This is the seventh and last in a series on "Information, language, knowledge and connectedness". The previous posts are part 1, part 2, part 3, part 4, part 5 and part 6.
So far, I have put forward a distinction which I like to emphasis: knowledge and information and defined knowledge narrowly to those concepts and ideas which are in me. Information is the manifestation of someone's knowledge.
Information as a manifestation is encoded using "language" which is created and learnt via a social collaborative process. Within any language, we use extensively "handles" to represent constructs. However, these handles, while in many situations are self evidence, can cause problems in communication because they may not map to the similar internal world views or they may be overloaded and the context of use was not clear in the communication.
While everyone will have constructed different internal world views, there are huge similarity among these individually constructed internal world views because the process of creating them are basically similar because we live in a coherent world. Differences in internal world views are modified (lessened usually ) due to conversations or intellectual exchanges in our daily activities.
Hence, there is some intrinsic connectedness in information due to the nature of the information as well as the way the information is based.
Due to the advent of communication and digital technology, human beings are building another layer of connectedness on the information, via explicit hyperlinks, metadata efforts, through aggregators (search engines are a major ) and recently tagging and tag clouds. I have also examined the use of this additional connectedness through the lens of information management.
I hold a conservative view that there is a gap between connectedness and knowledge. The increasing amount of additional connectedness does not translate automatically to imply our society is a "learning society".
As this series was started by inspiration of the debate between Stephen Downes and George Siemens, I will to conclude by looking at the same problem they were focused on too.
How has my view influenced the way I see how people learn?
"Learning" is an effort. Learners have to exercise a willingness in order to achieve learning. There is accidental learning - but accidental indeed.

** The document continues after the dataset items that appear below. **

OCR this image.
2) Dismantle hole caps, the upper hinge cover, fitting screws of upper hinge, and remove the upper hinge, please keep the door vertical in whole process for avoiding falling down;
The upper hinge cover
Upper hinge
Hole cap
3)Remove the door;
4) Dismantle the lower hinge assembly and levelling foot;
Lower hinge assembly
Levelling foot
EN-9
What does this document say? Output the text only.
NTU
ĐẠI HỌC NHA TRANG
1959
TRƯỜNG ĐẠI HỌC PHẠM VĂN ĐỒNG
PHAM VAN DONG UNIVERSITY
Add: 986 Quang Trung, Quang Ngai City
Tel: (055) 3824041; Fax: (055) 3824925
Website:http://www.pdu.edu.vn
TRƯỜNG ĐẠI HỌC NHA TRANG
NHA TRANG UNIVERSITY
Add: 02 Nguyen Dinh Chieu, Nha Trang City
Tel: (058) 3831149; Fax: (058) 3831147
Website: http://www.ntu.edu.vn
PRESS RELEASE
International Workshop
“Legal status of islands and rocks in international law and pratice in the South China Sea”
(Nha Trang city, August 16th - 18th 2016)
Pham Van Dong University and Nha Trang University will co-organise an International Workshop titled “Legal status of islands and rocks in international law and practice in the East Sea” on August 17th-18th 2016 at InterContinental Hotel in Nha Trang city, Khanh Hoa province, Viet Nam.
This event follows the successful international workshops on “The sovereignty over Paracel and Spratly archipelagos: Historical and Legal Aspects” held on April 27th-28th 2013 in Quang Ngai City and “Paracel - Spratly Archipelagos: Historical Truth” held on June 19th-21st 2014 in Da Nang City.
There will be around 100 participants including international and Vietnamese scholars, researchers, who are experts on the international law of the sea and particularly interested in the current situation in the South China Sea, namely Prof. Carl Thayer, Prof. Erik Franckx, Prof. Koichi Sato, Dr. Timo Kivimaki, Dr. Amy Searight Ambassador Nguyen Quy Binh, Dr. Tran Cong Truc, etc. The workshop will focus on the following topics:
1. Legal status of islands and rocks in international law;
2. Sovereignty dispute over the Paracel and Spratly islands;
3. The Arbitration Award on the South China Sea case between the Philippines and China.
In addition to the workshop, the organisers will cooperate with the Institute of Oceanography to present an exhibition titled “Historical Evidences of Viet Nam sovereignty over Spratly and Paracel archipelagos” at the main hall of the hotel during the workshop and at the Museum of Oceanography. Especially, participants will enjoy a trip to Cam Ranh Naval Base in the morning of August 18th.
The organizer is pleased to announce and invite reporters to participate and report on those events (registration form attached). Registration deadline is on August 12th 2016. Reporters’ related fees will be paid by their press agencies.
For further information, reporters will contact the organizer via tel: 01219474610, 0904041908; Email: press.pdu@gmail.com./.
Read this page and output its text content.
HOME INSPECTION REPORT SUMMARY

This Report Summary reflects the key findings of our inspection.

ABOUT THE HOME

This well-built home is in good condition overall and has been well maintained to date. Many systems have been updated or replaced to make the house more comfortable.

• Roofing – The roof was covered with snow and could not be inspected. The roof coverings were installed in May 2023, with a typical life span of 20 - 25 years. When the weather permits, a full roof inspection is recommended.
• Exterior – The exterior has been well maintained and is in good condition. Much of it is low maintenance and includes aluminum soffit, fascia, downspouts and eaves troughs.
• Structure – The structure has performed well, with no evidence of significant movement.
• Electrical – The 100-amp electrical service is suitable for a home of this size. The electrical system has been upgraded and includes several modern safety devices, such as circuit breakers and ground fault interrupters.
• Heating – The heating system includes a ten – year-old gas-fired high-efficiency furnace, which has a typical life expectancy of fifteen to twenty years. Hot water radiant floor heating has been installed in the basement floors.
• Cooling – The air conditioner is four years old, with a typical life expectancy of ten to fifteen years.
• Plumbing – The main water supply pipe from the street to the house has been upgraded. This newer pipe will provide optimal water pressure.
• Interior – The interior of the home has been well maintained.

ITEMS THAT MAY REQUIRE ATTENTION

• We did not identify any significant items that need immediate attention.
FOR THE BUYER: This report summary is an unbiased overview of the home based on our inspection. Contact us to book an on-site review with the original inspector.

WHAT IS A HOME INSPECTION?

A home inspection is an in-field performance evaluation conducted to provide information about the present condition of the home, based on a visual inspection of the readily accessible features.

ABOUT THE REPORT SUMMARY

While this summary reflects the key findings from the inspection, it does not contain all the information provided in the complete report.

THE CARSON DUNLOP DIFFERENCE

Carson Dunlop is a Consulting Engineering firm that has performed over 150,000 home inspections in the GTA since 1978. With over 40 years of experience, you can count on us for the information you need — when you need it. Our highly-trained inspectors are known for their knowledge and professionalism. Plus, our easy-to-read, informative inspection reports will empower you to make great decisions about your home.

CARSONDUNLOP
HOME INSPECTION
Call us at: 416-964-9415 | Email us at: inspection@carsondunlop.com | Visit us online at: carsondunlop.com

Most of our learning is the result of organising our experience so that the experience may be applied to different situation later in life.
Manipulation of information is NOT learning. The skill to manipulation information is an important skill. But having manipulated a lot of information on a subject does not automatically make one an expert in that domain. Librarians are librarians and they are not Physicists or Chemist because they have moved books on Physics or Chemistry.
To transfer information across the external world (not me) into our internal world view (me), we need to be able to interpreter the information via the language in which the information is based. Language has huge implicit assumption that the handles in the information are referring to similar internal world views. Without the common similarity of world views of the information author and the reader, the message does not get across. We learn and process information selectively. Those information which have no similar or matching part in our internal world view are not understood (and hence remain unavailable for future use) or simply ignored. This statement does not contradict "suspense of disbelief".
To enter into a new subject domain, it is important to progressively build up the internal world views shared by most of the participants in the subject domain.
Reading is NOT the only way to transform information into one's knowledge. (Reading may not be the most efficient way as well!) Knowledge can be acquired by using information to organise an appropriate experience, "learn by doing". Knowledge is created by an individual's effort to test the reaction of the world (scientific methods). New understanding can result from deep self reflection (philosophers).
The vast connectedness from the current technology bloom has provided us easy access to a huge amount of information previously impossible. The fundamental way human learns does not change because there are more information available suddenly . The way human can make a living may change and hence we may need to learn or develop new skills. We may also develop new skills in order to find, select and assimilate information. "Learning" is still an effort only the learner can exert.
Too little knowledge is definitely bad in terms of future survival, too much information may be a curse.